Al-Jafari said “we will use all political means to gain our independence, unless someone attacks us." He warned of the dangers of delay because “others will enter the scene and disrupt things.” In an even more blunt comment, he added that tensions could rise if the world remains silent, although “we do not want our people to resort to violence.”

Hirak parties, according to Mr. Al Jafari, sent letters to the United Nations Security Council, the U.S. Congress, the European Parliament and the British Parliament condemning northern Yemen's “occupation of the South,” and urging their support for southern independence in the context of a confederation with the North.


The southern leaders are assuring the West in general and the United States in particular that south Yemen has a moderate society and culture that does not welcome extremism. Al-Jafari insists that the politics of Al Qaeda are alien to southern Yemen and that an independent state there would be a firm partner in the fight against terrorism.

The Houthis have been probing into southern territories and their triumphalist hubris might lead them to try to take control over all of Yemen. But many believe it would be a strategic mistake for the Houthis to enter southern Yemen. Al-Jafari said it will not be easy for the Houthis to begin operating in the south, and called on them to “stay in your geographic area—otherwise the situation will deteriorate for the worse." But others are concerned that Aden might not fare better than Sanaa if the Houthis launched a major offensive against it with their heavy weapons and allies in the north, who are adamantly opposed to southern secession.

This prospect is causing Yemen’s neighbors to lose a great deal of sleep. A Houthi controlled Yemen, with strong support and influence from Iran, will have significant strategic implications and further destabilize the region. Saudi Arabia still supports the Gulf Initiative and Yemen’s unity even though southern secession would mean that the borders of a new southern state would occupy 1,200 of the 1,800 kilometer border that presently exists between the two countries. The border with the Houthi-controlled north would then be much smaller—a mere 600 kilometers—and therefore much easier to control and defend, according to a Gulf expert.
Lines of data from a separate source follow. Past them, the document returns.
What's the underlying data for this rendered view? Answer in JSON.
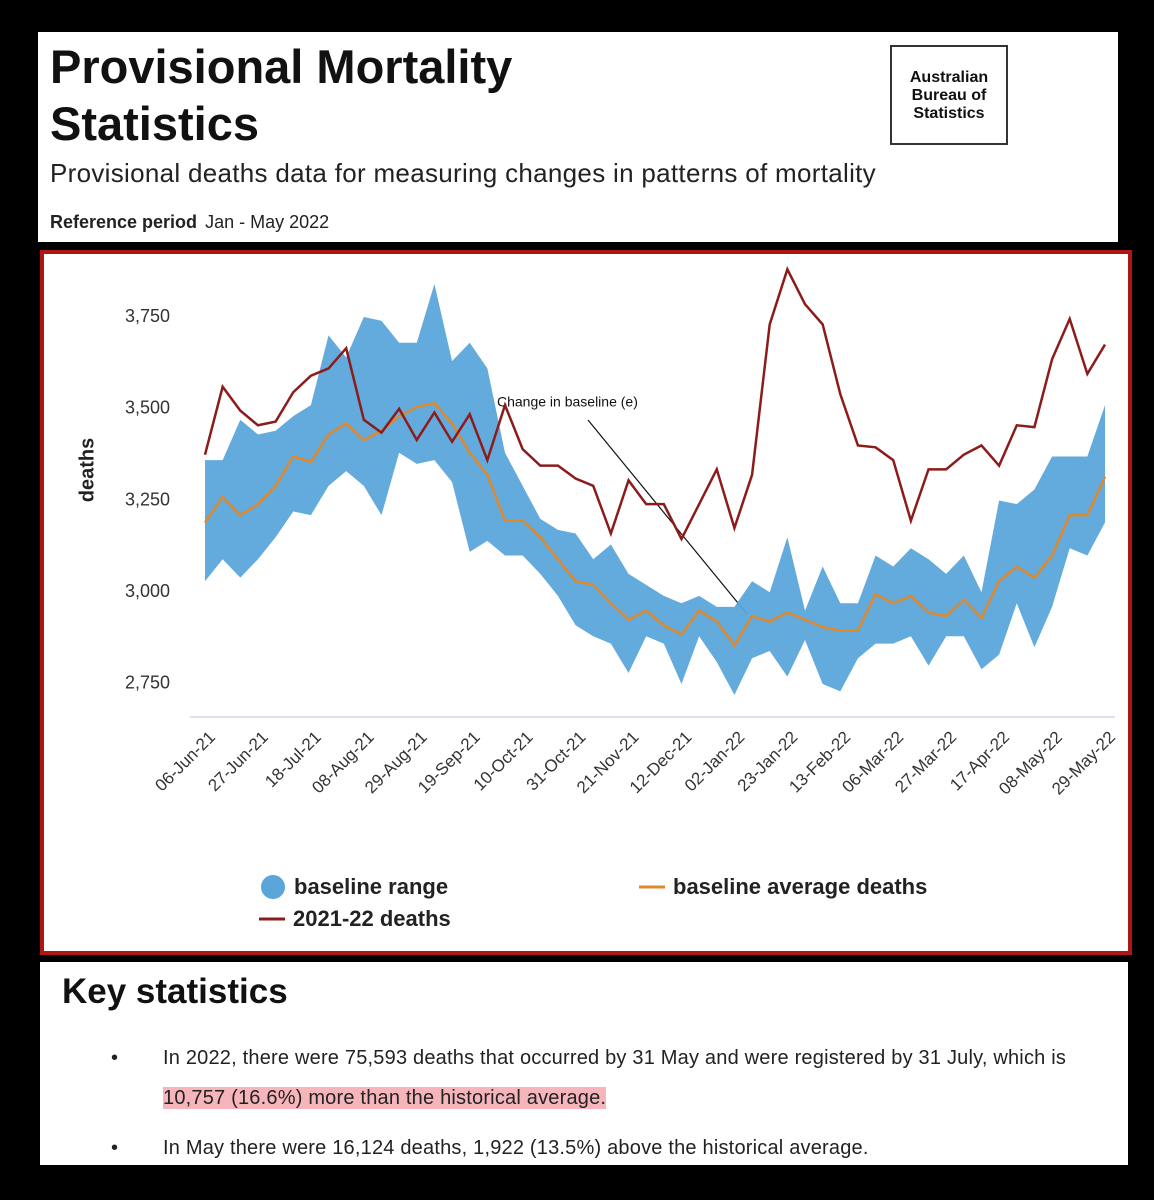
{
  "header": {
    "title": "Provisional Mortality Statistics",
    "subtitle": "Provisional deaths data for measuring changes in patterns of mortality",
    "reference_label": "Reference period",
    "reference_value": "Jan - May 2022",
    "logo_lines": [
      "Australian",
      "Bureau of",
      "Statistics"
    ]
  },
  "chart_data": {
    "type": "line",
    "y_label": "deaths",
    "annotation": "Change in baseline (e)",
    "categories": [
      "06-Jun-21",
      null,
      null,
      "27-Jun-21",
      null,
      null,
      "18-Jul-21",
      null,
      null,
      "08-Aug-21",
      null,
      null,
      "29-Aug-21",
      null,
      null,
      "19-Sep-21",
      null,
      null,
      "10-Oct-21",
      null,
      null,
      "31-Oct-21",
      null,
      null,
      "21-Nov-21",
      null,
      null,
      "12-Dec-21",
      null,
      null,
      "02-Jan-22",
      null,
      null,
      "23-Jan-22",
      null,
      null,
      "13-Feb-22",
      null,
      null,
      "06-Mar-22",
      null,
      null,
      "27-Mar-22",
      null,
      null,
      "17-Apr-22",
      null,
      null,
      "08-May-22",
      null,
      null,
      "29-May-22"
    ],
    "ylim": [
      2660,
      3900
    ],
    "yticks": [
      {
        "value": 2750,
        "label": "2,750"
      },
      {
        "value": 3000,
        "label": "3,000"
      },
      {
        "value": 3250,
        "label": "3,250"
      },
      {
        "value": 3500,
        "label": "3,500"
      },
      {
        "value": 3750,
        "label": "3,750"
      }
    ],
    "grid": false,
    "series": [
      {
        "name": "baseline range",
        "color": "#5ba5db",
        "upper": [
          3360,
          3360,
          3470,
          3430,
          3440,
          3480,
          3510,
          3700,
          3640,
          3750,
          3740,
          3680,
          3680,
          3840,
          3630,
          3680,
          3610,
          3380,
          3290,
          3200,
          3170,
          3160,
          3090,
          3130,
          3050,
          3020,
          2990,
          2970,
          2990,
          2960,
          2960,
          3030,
          3000,
          3150,
          2950,
          3070,
          2970,
          2970,
          3100,
          3070,
          3120,
          3090,
          3050,
          3100,
          3000,
          3250,
          3240,
          3280,
          3370,
          3370,
          3370,
          3510
        ],
        "lower": [
          3030,
          3090,
          3040,
          3090,
          3150,
          3220,
          3210,
          3290,
          3330,
          3290,
          3210,
          3380,
          3350,
          3360,
          3300,
          3110,
          3140,
          3100,
          3100,
          3050,
          2990,
          2910,
          2880,
          2860,
          2780,
          2880,
          2860,
          2750,
          2880,
          2810,
          2720,
          2820,
          2840,
          2770,
          2870,
          2750,
          2730,
          2820,
          2860,
          2860,
          2880,
          2800,
          2880,
          2880,
          2790,
          2830,
          2970,
          2850,
          2960,
          3120,
          3100,
          3190
        ]
      },
      {
        "name": "baseline average deaths",
        "color": "#e0892c",
        "values": [
          3190,
          3260,
          3210,
          3240,
          3290,
          3370,
          3355,
          3430,
          3460,
          3415,
          3440,
          3480,
          3505,
          3515,
          3460,
          3380,
          3320,
          3195,
          3195,
          3150,
          3090,
          3030,
          3020,
          2970,
          2925,
          2950,
          2910,
          2885,
          2950,
          2920,
          2855,
          2935,
          2920,
          2945,
          2925,
          2905,
          2895,
          2895,
          2995,
          2970,
          2990,
          2945,
          2935,
          2980,
          2930,
          3030,
          3070,
          3040,
          3100,
          3210,
          3210,
          3315
        ]
      },
      {
        "name": "2021-22 deaths",
        "color": "#8c1c1c",
        "values": [
          3375,
          3560,
          3495,
          3455,
          3465,
          3545,
          3590,
          3610,
          3665,
          3470,
          3435,
          3500,
          3415,
          3490,
          3410,
          3485,
          3360,
          3510,
          3390,
          3345,
          3345,
          3310,
          3290,
          3160,
          3305,
          3240,
          3240,
          3145,
          3240,
          3335,
          3175,
          3320,
          3730,
          3880,
          3785,
          3730,
          3540,
          3400,
          3395,
          3360,
          3195,
          3335,
          3335,
          3375,
          3400,
          3345,
          3455,
          3450,
          3635,
          3745,
          3595,
          3675
        ]
      }
    ]
  },
  "key_statistics": {
    "title": "Key statistics",
    "bullets": [
      {
        "text": "In 2022, there were 75,593 deaths that occurred by 31 May and were registered by 31 July, which is ",
        "highlight": "10,757 (16.6%) more than the historical average."
      },
      {
        "text": "In May there were 16,124 deaths, 1,922 (13.5%) above the historical average."
      }
    ]
  }
}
This suggests it may ultimately prove in Saudi Arabia’s interest to have a stable and viable Southern Arab state in Yemen that limits the influence of Iran to North Yemen. The Gulf expert quipped, “it is better to lose half of Yemen to Iran than to lose all of it.”

Can the South unite?

A major test for the southern movement will be an all-party congress that was scheduled for the end of December or sometime in early January but seems to be a moving target. Whenever it takes place, all the major forces in the south are due to attend, and the question will be whether or not they can succeed in uniting under a shared vision and leadership. The conference will therefore be a bellwether for where the country is heading.
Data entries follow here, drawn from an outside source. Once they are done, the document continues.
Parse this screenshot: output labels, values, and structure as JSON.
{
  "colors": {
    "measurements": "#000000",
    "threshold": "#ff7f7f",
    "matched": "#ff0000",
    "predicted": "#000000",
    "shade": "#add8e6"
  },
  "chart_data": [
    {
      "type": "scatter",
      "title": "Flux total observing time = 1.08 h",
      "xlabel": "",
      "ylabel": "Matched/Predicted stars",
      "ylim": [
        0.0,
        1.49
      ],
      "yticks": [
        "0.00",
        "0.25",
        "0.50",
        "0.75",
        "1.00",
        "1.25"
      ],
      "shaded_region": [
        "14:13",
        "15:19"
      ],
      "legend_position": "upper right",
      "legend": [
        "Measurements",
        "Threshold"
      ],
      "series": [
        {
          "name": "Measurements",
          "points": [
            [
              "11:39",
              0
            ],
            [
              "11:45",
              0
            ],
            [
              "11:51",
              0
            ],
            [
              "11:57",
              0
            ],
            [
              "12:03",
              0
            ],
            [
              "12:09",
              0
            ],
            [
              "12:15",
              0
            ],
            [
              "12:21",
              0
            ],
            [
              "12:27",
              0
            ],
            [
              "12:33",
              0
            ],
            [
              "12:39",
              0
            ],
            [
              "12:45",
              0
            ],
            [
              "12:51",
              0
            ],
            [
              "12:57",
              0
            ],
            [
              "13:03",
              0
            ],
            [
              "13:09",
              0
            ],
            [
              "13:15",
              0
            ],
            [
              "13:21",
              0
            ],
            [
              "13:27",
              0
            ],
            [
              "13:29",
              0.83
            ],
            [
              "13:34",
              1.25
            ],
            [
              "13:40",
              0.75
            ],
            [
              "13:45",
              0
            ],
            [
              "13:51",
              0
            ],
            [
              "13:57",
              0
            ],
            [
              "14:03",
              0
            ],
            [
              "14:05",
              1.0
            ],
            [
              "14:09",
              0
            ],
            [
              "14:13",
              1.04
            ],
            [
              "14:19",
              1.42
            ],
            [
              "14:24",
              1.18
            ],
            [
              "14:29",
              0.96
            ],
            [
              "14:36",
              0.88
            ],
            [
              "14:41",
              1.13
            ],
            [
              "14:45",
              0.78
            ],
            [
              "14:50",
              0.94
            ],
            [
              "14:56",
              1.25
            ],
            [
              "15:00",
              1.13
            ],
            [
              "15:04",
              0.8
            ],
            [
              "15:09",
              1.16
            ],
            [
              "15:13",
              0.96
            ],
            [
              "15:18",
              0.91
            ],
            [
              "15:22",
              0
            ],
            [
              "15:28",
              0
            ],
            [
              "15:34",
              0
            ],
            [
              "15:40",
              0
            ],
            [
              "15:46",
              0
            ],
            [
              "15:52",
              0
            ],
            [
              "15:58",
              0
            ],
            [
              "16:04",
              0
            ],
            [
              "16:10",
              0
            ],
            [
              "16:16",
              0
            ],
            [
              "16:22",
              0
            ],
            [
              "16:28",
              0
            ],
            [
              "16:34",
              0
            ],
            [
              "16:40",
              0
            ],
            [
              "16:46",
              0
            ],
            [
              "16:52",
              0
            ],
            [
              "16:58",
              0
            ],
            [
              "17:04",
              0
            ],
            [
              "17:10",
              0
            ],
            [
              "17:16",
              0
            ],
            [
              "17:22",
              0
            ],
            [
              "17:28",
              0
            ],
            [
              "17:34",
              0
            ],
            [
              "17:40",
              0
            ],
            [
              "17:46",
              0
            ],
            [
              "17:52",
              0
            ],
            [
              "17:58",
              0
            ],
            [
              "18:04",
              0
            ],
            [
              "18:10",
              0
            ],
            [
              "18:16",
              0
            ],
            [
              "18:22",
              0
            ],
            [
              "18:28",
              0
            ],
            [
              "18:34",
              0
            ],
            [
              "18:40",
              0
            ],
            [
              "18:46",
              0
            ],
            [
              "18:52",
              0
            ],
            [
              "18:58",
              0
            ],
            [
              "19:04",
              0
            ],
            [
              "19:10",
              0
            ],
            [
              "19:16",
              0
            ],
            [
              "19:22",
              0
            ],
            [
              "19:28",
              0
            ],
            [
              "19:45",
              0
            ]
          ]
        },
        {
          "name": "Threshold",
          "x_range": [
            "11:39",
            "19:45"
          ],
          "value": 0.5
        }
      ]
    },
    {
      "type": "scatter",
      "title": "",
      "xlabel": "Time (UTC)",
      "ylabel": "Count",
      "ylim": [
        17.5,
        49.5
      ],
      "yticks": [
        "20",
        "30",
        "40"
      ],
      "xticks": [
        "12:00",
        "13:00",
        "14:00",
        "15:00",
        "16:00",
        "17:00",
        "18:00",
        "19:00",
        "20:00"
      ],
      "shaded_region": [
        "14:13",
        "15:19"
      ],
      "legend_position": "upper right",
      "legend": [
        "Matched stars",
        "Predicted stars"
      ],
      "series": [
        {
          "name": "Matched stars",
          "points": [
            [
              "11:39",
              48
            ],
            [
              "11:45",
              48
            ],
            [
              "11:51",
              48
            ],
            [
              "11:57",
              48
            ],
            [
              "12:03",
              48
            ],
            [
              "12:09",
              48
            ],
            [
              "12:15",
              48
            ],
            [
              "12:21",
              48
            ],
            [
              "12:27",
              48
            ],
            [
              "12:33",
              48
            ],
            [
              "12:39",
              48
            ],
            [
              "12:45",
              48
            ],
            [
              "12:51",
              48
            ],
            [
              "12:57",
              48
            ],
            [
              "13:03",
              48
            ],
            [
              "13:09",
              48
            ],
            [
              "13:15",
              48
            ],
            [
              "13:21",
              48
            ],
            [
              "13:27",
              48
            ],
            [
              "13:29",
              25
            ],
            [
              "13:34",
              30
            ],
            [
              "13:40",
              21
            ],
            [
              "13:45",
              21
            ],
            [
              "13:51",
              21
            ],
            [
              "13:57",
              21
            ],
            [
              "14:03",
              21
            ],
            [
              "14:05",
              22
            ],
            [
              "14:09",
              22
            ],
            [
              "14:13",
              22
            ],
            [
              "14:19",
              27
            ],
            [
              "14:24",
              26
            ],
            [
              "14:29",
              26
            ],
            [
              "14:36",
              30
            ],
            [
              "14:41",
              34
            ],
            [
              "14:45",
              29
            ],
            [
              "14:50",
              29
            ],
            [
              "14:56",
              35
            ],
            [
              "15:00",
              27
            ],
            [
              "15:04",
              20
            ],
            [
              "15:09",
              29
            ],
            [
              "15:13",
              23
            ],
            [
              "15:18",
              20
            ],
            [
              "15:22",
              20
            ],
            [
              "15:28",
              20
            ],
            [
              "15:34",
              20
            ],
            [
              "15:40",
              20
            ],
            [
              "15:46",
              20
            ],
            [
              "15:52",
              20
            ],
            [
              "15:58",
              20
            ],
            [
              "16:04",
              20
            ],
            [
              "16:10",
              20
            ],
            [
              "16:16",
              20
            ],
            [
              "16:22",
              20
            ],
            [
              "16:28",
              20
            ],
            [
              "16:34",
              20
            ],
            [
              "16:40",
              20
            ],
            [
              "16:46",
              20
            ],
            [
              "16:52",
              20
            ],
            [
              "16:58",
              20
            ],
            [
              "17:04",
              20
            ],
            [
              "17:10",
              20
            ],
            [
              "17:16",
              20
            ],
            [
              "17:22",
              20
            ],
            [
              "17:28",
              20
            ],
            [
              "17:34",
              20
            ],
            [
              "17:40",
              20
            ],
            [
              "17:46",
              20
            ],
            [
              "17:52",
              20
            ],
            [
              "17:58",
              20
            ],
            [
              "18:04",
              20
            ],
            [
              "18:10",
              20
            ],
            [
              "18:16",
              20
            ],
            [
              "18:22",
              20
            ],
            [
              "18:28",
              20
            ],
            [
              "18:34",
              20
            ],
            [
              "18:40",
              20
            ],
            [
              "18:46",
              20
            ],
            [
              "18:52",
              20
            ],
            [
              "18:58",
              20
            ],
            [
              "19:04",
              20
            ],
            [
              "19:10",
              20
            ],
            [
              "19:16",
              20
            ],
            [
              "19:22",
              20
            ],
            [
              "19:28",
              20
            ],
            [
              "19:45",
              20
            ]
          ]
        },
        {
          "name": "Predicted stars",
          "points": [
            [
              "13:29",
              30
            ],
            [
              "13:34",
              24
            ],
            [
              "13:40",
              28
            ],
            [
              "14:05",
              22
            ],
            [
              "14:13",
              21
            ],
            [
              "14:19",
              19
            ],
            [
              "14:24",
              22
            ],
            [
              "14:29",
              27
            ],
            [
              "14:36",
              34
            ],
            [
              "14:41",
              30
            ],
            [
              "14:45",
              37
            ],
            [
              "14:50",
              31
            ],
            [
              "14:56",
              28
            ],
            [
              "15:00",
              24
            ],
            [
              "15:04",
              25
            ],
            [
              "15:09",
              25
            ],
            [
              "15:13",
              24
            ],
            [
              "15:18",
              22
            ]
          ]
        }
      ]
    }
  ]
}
The United States still supports a unified Yemen, fearing that a division will lead to an even greater spiral of violence and instability in the country that could further destabilize the region. But American policy toward the Houthis, and U.S. actions, are confusing to most observers and fail to send any clear message about where Washington thinks Yemen ought to be going. The bulk of the attention Washington gives to Yemen is focused on drone strikes against Al Qaeda in the Arabian Peninsula (AQAP).

That being said, back in November, the U.S. sanctioned two Houthi military commanders for their role in destabilizing Yemen along with former president Ali Abdullah Saleh. At the same time, the United States allowed two Houthi leaders to come to Washington that same month to attend a UN-sponsored conference, fueling suspicion among Yemenis and some other Arabs about the real American position.

The Southern Hirak leaders are presenting themselves as natural allies for the Americans against terrorism and trying to dispel arguments that a divided Yemen will complicate and impede the fight against terrorism and extremism. They promise that a Southern state will be a civil, liberal and open state capable of defeating terrorism in its borders, unlike the Houthis, they point out, who are peppering Sanaa’s streets with slogans of “Death to America, curse on the Jews.”

Hirak leaders are also assuring the region that a Southern state would be economically viable because it will have most of Yemen’s oil reserves, strategic locations like seaports and other natural resources. This is exactly the reason it will be so difficult for northern Yemen to let the south go easily. The fight for the unity of Yemen will be both a struggle for the survival of the present Yemeni state and a battle about control of resources.

Amal Mudallali is a senior scholar at the Woodrow Wilson International Center for Scholars. Opinions expressed in this article are solely those of the author.